Madame Bovary/Notes/Publication de Madame Bovary dans la Revue de Paris
PUBLICATION DE MADAME BOVARY
DANS LA REVUE DE PARIS.
Madame Bovary fut considérée par la Revue de Paris comme une œuvre de valeur, mais « enfouie sous un tas de choses inutiles ». Maxime Du Camp, sur les conseils de Laurent Pichat, directeur, écrivit à Flaubert l’étrange lettre que voici pour le préparer à leur combinaison en vue de la publication du roman dans la Revue.
« Cher vieux, Laurent Pichat a lu ton roman et il m’en envoie l’appréciation que je t’adresse. Tu verras en la lisant combien je dois la partager, puisqu’elle reproduit presque toutes les observations que je t’avais faites avant ton départ. J’ai remis ton livre à Laurent, sans faire autre chose que de le lui recommander chaudement ; nous ne nous sommes donc nullement entendus pour te scier avec la même scie. Le conseil qu’il te donne est bon et je te dirai même qu’il est le seul que tu doives suivre. Laisse-nous maîtres de ton roman pour le publier dans la Revue ; nous y ferons faire les coupures que nous jugeons indispensables ; tu le publieras ensuite en volume comme tu l’entendras, cela te regarde. Ma pensée très intime est que, si tu ne fais pas cela, tu te compromets absolument et tu débutes par une œuvre embrouillée à laquelle le style ne suffit pas pour donner de l’intérêt. Sois courageux, ferme les yeux pendant l’opération, et fie-t’en, sinon à notre talent, du moins à notre expérience acquise de ces sortes de choses et aussi à notre affection pour toi. Tu as enfoui ton roman sous un tas de choses, bien faites, mais inutiles ; on ne le voit pas assez ; il s’agit de le dégager ; c’est un travail facile. Nous le ferons faire sous nos yeux par une personne exercée et habile : on n’ajoutera pas un mot à ta copie ; on ne fera qu’élaguer ; ça te coûtera une centaine de francs qu’on réservera sur tes droits, et tu auras publié une chose vraiment bonne, au lieu d’une œuvre incomplète et trop rembourrée. Tu dois me maudire de toutes tes forces, mais songe bien que, dans tout ceci, je n’ai en vue que ton seul intérêt.

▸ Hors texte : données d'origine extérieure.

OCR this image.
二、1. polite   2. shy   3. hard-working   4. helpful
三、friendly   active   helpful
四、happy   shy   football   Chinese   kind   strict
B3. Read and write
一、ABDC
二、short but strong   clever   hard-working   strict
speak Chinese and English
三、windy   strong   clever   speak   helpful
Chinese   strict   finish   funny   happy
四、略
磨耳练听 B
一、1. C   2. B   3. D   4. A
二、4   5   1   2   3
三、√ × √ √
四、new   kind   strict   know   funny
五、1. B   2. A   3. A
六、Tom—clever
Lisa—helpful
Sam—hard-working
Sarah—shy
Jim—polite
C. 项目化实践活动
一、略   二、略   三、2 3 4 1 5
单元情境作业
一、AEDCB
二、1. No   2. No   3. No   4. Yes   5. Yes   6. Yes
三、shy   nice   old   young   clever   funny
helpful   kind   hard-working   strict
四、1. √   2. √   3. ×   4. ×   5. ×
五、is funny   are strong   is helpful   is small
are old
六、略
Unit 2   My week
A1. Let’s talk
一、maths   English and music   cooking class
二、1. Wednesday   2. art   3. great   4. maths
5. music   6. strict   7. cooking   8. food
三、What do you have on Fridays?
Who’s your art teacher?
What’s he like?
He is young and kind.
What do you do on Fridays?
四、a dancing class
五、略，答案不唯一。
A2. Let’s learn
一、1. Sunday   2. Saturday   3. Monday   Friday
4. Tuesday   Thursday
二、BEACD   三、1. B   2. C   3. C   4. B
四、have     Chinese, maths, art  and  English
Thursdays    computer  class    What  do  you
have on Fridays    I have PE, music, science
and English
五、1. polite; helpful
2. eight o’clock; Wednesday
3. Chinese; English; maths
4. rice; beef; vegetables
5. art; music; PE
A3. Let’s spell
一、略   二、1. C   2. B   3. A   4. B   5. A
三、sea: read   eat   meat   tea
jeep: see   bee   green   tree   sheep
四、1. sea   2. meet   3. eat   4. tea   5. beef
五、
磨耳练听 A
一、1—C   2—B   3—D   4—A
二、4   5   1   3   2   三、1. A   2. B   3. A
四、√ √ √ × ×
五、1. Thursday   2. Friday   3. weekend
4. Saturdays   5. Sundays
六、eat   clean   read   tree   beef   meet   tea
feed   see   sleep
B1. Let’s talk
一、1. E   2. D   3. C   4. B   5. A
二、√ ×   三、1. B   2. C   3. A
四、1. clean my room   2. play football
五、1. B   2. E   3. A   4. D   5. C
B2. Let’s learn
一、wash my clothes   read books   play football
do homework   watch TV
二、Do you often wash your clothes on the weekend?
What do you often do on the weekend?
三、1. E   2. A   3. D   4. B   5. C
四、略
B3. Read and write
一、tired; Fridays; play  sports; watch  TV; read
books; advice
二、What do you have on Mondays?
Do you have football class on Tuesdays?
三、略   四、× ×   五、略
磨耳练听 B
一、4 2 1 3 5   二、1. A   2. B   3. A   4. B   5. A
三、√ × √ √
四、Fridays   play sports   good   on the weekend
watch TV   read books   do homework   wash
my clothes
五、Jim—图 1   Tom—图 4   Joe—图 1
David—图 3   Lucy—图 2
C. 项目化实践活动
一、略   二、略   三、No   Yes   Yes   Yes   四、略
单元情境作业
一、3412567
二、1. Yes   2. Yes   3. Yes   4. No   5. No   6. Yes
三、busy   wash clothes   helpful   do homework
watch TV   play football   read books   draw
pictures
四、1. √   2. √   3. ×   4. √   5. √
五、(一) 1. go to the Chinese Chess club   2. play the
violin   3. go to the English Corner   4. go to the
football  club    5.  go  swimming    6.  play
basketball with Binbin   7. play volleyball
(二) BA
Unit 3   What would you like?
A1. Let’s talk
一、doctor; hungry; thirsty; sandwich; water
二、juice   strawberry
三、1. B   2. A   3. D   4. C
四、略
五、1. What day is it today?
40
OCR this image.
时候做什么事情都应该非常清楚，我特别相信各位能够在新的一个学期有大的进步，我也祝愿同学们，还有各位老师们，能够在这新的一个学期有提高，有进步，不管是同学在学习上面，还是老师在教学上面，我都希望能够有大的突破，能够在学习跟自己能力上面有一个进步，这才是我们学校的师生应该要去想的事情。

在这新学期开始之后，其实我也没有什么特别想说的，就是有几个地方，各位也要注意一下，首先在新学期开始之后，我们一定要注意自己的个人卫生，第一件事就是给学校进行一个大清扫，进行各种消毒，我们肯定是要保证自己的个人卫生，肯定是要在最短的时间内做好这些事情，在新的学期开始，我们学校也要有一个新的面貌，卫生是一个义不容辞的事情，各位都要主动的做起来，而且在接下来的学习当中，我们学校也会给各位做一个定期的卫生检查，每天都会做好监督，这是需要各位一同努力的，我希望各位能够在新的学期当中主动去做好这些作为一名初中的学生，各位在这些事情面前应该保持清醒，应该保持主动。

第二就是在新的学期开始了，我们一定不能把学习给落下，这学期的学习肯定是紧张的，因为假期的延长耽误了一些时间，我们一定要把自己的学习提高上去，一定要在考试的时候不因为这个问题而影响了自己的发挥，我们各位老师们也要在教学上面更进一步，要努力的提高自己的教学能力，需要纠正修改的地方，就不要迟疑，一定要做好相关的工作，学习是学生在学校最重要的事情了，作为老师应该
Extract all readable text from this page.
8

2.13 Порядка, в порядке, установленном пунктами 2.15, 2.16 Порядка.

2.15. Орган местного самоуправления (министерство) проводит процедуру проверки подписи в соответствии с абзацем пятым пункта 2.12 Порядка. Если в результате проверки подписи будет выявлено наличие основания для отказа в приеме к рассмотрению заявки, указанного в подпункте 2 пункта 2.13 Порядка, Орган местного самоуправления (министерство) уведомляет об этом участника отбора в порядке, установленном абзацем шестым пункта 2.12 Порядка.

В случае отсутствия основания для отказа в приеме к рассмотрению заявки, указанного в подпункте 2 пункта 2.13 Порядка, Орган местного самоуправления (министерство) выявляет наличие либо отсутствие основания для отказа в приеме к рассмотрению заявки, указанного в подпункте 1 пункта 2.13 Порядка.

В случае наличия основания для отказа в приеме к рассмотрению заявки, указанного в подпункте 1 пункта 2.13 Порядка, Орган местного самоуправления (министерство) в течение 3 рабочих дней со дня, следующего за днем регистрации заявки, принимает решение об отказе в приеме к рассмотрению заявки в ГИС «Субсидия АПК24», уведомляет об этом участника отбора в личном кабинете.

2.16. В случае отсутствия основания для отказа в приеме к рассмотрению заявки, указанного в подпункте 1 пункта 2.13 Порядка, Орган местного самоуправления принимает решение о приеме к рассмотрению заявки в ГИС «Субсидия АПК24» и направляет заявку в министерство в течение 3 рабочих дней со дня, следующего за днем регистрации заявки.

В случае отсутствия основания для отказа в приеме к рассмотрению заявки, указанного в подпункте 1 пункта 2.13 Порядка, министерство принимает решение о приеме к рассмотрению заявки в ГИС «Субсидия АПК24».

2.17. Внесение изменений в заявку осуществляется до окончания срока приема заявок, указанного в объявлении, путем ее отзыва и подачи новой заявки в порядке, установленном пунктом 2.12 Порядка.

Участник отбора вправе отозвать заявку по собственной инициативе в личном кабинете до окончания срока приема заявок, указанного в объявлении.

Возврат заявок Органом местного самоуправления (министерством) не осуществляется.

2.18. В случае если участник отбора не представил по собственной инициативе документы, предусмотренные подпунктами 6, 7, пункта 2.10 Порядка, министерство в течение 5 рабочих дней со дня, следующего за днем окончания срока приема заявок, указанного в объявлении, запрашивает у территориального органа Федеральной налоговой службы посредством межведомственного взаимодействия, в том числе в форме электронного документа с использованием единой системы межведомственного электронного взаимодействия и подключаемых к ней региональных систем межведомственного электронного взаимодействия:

« Adieu, cher vieux, réponds-moi et sache-moi bien tout à toi.
Flaubert écrivit au dos de cette lettre : gigantesque ! et resta inflexible, mais quand parut le numéro du 1er décembre, précédé de cette note : La Direction s’est vue dans la nécessité de supprimer ici un passage qui ne pouvait convenir à la rédaction de la Revue de Paris. Nous en donnons acte à l’auteur. — M. D. Flaubert ne put retenir son indignation et ne pardonna pas à son ami Du Camp d’avoir été le témoin ou de s’être fait l’ouvrier d’une telle besogne. Le but de ces coupures était évidemment de ménager les susceptibilités des lecteurs de la Revue, qui se récriaient contre certains passages du roman, considérés ailleurs comme un attentat aux mœurs et au sentiment religieux, et d’éviter à celle-ci des poursuites judiciaires possibles. Mais ceci importait peu à Flaubert. Il voulut interrompre la publication de son roman, plaider. On discuta fort et longuement ; les meilleurs arguments se brisaient contre une volonté indomptable, une fierté froissée. D’autre part, la Revue de Paris ne pouvait sans se porter de grands préjudices, interrompre la publication du roman et cependant elle voulait à tout prix ne pas donner prise aux poursuites dont on la menaçait. On transigea enfin et l’on admit l’insertion de la note suivante que rédigea Flaubert et qui parut dans le numéro du 15 décembre 1856 : « Des considérations que je n’ai pas à apprécier ont contraint la Revue de Paris à faire une suppression dans le numéro du 1er décembre 1856. Ses scrupules s’étant renouvelés à l’occasion du présent numéro, elle a jugé convenable d’enlever encore plusieurs passages. En conséquence, je déclare dénier la responsabilité des lignes qui suivent ; le lecteur est donc prié de n’y voir que des fragments et non pas un ensemble. — G. Flaubert. »
Madame Bovary parut donc sous cette forme, au milieu de ces incidents, du 1er octobre au 15 décembre 1856.